L'affaire Balogun : quand Donald Trump appelle directement Infantino

Le 5 juillet 2026, Folarin Balogun, attaquant vedette des États-Unis (25 ans, trois buts dans le tournoi), écope d'un carton rouge lors du match contre la Bosnie-Herzégovine. Suspension automatique : un match. Il devait manquer le huitième de finale contre la Belgique.

Sauf que : Donald Trump a appelé Gianni Infantino. Le président américain a demandé un réexamen de la suspension. La FIFA a cédé. La suspension a été suspendue pour un an, en vertu de l'article 27 du code disciplinaire.

Trump a remercié la FIFA d'« avoir réparé une grande injustice ». La fédération belge, elle, a exprimé sa « stupéfaction », dénonçant une décision en « contradiction directe » avec le règlement.

« On aura vu un président se vanter d'avoir appelé le président de la FIFA pour faire annuler une suspension d'un joueur », a souligné David Lemos.

L'équipe d'Iran : un « traitement discriminatoire »

L'Iran a dénoncé un « traitement discriminatoire » après le refus des États-Unis de délivrer des visas à certains membres de sa délégation. Le coach de l'équipe a estimé que ce traitement « nuit à l'esprit du football ». Les joueurs iraniens ont subi de nombreuses restrictions. Une préparation de Mondial « pas comme les autres », ont-ils confié.

Le Conseil de l'Europe monte au créneau

David Lemos n'est pas seul. Le Conseil de l'Europe, qui regroupe 46 nations, a officiellement questionné l'intégrité du Mondial 2026. Son secrétaire général, Alain Berset, a déclaré que « l'argent et le pouvoir » sont une crise pour la FIFA. Il a cité l'affaire Balogun, la pression politique, le racisme et l'ouverture aux marchés de paris.
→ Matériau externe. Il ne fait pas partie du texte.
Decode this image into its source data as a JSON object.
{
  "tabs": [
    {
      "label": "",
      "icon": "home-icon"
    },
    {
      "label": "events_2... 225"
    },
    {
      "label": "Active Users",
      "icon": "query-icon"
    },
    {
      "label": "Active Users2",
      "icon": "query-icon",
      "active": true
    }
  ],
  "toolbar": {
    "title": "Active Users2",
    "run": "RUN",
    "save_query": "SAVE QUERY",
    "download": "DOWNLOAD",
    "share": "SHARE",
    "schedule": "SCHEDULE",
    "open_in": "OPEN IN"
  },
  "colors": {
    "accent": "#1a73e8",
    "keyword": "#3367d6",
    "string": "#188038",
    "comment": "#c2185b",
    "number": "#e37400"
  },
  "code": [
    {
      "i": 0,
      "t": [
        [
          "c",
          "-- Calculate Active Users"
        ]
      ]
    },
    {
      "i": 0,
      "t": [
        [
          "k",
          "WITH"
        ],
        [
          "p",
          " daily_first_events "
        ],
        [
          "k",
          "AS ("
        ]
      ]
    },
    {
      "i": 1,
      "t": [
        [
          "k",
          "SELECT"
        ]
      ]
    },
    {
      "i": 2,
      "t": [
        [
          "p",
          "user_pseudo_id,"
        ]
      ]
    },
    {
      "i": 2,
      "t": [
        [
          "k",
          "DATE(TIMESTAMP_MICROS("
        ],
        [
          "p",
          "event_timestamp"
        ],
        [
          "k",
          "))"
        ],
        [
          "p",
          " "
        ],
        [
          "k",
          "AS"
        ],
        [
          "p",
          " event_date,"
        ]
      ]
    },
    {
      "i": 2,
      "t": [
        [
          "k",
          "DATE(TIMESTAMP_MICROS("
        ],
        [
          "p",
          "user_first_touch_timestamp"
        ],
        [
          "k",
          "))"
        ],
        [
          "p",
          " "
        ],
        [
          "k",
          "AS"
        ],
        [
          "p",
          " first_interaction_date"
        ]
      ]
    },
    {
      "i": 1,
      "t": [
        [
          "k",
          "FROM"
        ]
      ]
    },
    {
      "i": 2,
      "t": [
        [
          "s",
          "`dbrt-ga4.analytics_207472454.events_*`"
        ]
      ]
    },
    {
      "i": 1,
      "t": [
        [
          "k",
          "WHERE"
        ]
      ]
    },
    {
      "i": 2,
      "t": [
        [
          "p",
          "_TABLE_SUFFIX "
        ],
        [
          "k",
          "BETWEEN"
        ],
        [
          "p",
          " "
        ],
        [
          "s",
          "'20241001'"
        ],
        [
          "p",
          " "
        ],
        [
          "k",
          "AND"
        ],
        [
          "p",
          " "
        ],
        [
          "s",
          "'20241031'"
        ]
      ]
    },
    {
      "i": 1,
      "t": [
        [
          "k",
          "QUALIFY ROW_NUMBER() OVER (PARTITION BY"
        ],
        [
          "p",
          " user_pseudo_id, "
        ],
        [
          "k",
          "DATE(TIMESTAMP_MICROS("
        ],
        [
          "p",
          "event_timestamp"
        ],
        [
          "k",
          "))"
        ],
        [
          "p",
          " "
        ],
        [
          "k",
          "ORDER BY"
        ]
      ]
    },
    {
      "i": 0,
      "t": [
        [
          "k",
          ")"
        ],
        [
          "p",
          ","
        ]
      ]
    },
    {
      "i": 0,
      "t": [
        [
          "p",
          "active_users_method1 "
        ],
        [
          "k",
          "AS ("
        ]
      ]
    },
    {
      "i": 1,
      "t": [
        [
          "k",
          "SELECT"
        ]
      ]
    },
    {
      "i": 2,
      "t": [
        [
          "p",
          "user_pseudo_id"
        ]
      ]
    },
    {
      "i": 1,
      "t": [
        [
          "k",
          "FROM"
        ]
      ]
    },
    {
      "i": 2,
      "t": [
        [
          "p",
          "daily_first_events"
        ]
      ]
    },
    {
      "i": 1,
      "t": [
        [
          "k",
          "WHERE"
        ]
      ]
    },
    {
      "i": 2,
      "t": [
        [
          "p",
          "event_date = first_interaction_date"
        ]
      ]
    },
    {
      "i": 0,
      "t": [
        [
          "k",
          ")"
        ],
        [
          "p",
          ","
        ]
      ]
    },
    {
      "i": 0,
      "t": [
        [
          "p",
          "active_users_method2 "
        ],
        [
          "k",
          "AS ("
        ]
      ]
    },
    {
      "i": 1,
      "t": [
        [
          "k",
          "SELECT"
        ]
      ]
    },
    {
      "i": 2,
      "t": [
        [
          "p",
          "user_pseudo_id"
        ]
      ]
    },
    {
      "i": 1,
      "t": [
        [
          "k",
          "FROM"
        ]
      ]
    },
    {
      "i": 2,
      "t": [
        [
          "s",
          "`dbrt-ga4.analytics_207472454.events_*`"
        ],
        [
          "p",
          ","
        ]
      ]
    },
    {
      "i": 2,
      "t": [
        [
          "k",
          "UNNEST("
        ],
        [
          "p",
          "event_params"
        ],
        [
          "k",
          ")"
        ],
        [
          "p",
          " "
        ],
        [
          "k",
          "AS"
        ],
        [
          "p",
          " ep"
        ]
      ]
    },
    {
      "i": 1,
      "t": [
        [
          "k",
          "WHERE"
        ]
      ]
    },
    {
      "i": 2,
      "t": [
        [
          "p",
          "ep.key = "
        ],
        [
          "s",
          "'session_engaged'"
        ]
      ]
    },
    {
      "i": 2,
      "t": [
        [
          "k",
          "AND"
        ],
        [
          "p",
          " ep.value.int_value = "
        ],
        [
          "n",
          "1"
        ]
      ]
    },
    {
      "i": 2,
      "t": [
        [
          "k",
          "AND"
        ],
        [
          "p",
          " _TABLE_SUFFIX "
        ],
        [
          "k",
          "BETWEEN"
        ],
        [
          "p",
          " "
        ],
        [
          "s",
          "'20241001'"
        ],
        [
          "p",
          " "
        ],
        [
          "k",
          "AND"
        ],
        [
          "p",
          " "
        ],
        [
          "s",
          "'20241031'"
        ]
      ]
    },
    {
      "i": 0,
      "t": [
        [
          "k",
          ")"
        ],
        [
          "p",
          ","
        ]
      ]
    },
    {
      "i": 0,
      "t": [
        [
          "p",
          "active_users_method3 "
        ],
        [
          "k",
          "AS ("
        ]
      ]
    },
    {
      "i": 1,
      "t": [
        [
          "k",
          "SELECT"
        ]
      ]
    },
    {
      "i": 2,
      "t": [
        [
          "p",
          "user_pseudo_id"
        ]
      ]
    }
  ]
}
Le Conseil a appelé la FIFA à renforcer l'intégrité du football pour la Coupe du monde 2030. Un signal fort.

Pourquoi ce coup de gueule fait-il autant de bruit ?

David Lemos a touché juste. Il a incarné la colère des supporters face à des billets inabordables, des règles trafiquées, une politique qui s'immisce partout.

Il a donné une voix à ceux qui n'en ont pas : l'arbitre somalien, l'équipe iranienne, les fans précaires.

Il a dénoncé un système où l'argent achète le silence. Où la FIFA « invite à se taire » ceux qu'elle arrose.

Et il a conclu sur une note d'espoir : « On a l'espoir que certaines choses seront relevées et qu'on ne les reverra plus. »

Quelle est la prochaine étape ?

La question est désormais posée : la FIFA va-t-elle entendre ces critiques ? Ou va-t-elle, comme le craint David Lemos, continuer à acheter le silence des fédérations ?

Le Conseil de l'Europe a déjà posé un ultimatum. Les réseaux sociaux s'enflamment. Les supporters sont en colère. Le coup de gueule de David Lemos pourrait bien être le début d'une prise de conscience collective.